Let be a finite-dimensional subspace of . If the proximum of each is clearly determined, then there is a Chebyshev system . ${\ displaystyle U}$ ${\ displaystyle C [a, b]}$ ${\ displaystyle f \ in C [a, b]}$ ${\ displaystyle U}$ ${\ displaystyle U}$

Alternant criterion in Chebyshev systems

Be a -dimensional Chebyshev system . is a proximum for out if and only if there are places with such that ${\ displaystyle f \ in C [a, b], U \ subset C [a, b]}$ ${\ displaystyle n}$ ${\ displaystyle u_ {0} \ in U}$ ${\ displaystyle f}$ ${\ displaystyle U}$ ${\ displaystyle n + 1}$ ${\ displaystyle x_ {i}}$ ${\ displaystyle a \ leq x_ {0} <x_ {1} <\ cdots <x_ {n} \ leq b}$

${\ displaystyle | f (x_ {i}) - u_ {0} (x_ {i}) | = \ max _ {x \ in [a, \, b]} | f (x) -u_ {0} ( x) |}$ , (Extreme point) ${\ displaystyle i = 0, \ ldots, n}$
${\ displaystyle \ operatorname {sign} \ left (f (x_ {i-1}) - u_ {0} (x_ {i-1}) \ right) = - \ operatorname {sign} (f (x_ {i} ) -u_ {0} (x_ {i}))}$ , (alternating) ${\ displaystyle i = 1, \ ldots, n}$

This follows from the Kolmogorow criterion from approximation theory . The Remez algorithm for the numerical determination of the proximum in Chebyshev systems is based on this criterion .

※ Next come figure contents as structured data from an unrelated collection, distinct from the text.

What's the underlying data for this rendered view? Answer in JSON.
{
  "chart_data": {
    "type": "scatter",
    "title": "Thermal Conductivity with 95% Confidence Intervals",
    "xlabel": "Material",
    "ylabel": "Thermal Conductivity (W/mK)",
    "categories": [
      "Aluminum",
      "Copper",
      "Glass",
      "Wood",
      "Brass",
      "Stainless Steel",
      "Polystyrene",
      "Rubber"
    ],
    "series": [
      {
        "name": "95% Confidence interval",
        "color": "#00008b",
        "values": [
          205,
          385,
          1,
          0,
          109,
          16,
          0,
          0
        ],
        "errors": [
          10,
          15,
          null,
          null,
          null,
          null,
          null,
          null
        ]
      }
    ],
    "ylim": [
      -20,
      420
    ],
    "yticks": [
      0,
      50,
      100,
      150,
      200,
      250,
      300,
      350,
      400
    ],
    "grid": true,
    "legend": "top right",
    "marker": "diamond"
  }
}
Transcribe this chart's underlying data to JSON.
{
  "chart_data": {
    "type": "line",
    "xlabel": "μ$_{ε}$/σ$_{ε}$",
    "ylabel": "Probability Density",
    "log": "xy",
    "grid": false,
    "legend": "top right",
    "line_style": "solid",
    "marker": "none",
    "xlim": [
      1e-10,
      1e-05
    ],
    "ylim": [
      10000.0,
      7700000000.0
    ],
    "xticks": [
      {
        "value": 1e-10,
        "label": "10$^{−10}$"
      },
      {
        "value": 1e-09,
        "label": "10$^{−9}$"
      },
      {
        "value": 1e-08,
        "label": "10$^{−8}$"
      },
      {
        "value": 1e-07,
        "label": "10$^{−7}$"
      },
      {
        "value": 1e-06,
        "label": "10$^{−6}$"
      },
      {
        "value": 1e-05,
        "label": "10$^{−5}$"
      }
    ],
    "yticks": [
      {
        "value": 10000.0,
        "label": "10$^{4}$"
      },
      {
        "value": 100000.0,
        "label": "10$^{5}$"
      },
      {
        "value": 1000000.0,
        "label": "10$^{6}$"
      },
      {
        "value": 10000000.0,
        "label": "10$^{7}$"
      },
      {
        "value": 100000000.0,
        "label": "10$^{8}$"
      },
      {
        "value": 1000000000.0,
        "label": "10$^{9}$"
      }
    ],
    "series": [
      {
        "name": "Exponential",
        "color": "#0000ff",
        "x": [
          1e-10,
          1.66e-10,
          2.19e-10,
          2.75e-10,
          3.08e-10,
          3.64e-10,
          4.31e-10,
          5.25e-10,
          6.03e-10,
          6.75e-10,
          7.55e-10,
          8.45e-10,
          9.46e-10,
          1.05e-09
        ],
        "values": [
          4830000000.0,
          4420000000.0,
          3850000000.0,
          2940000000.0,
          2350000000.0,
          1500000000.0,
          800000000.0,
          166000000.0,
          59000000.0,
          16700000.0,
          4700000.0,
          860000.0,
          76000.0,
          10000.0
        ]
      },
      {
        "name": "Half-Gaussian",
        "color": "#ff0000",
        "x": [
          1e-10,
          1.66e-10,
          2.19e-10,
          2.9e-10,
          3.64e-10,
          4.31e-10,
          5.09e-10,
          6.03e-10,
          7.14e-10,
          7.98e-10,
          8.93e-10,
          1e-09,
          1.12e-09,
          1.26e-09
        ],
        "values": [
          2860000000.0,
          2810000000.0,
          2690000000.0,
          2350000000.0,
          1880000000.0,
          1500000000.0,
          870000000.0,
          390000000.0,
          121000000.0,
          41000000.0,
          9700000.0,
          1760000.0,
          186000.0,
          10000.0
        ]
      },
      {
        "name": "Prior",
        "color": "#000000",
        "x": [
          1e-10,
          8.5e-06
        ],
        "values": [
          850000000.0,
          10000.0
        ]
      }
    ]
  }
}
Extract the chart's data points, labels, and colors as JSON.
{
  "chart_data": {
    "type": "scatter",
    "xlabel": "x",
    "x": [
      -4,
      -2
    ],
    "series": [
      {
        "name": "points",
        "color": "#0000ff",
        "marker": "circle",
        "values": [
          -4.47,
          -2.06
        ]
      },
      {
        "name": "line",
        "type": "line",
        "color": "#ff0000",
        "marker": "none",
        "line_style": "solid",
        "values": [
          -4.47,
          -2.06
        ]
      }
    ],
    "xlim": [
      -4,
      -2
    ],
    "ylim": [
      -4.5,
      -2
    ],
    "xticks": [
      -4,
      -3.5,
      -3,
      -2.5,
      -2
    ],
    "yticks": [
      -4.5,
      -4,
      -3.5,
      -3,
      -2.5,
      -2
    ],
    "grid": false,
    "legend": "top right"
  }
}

Proximum in the Hilbert space

If a Hilbert space and a closed convex non-empty subset, then the proximum is unique, that is, there is exactly one with for each ${\ displaystyle X}$ ${\ displaystyle Y \ subset X}$ ${\ displaystyle x \ in X}$ ${\ displaystyle p \ in Y}$

{\ displaystyle \ lVert xp \ rVert \ leq \ lVert xy \ rVert \, \, \ forall \, y \ in Y}

.

If a closed sub-vector space , the proximum is obtained as an orthogonal projection of on . ${\ displaystyle Y}$ ${\ displaystyle p}$ ${\ displaystyle x}$ ${\ displaystyle Y}$

literature

Arnold Schönhage: Approximation Theory. de Gruyter, Berlin 1971, ISBN 3-11-001982-5 ( limited preview in the Google book search).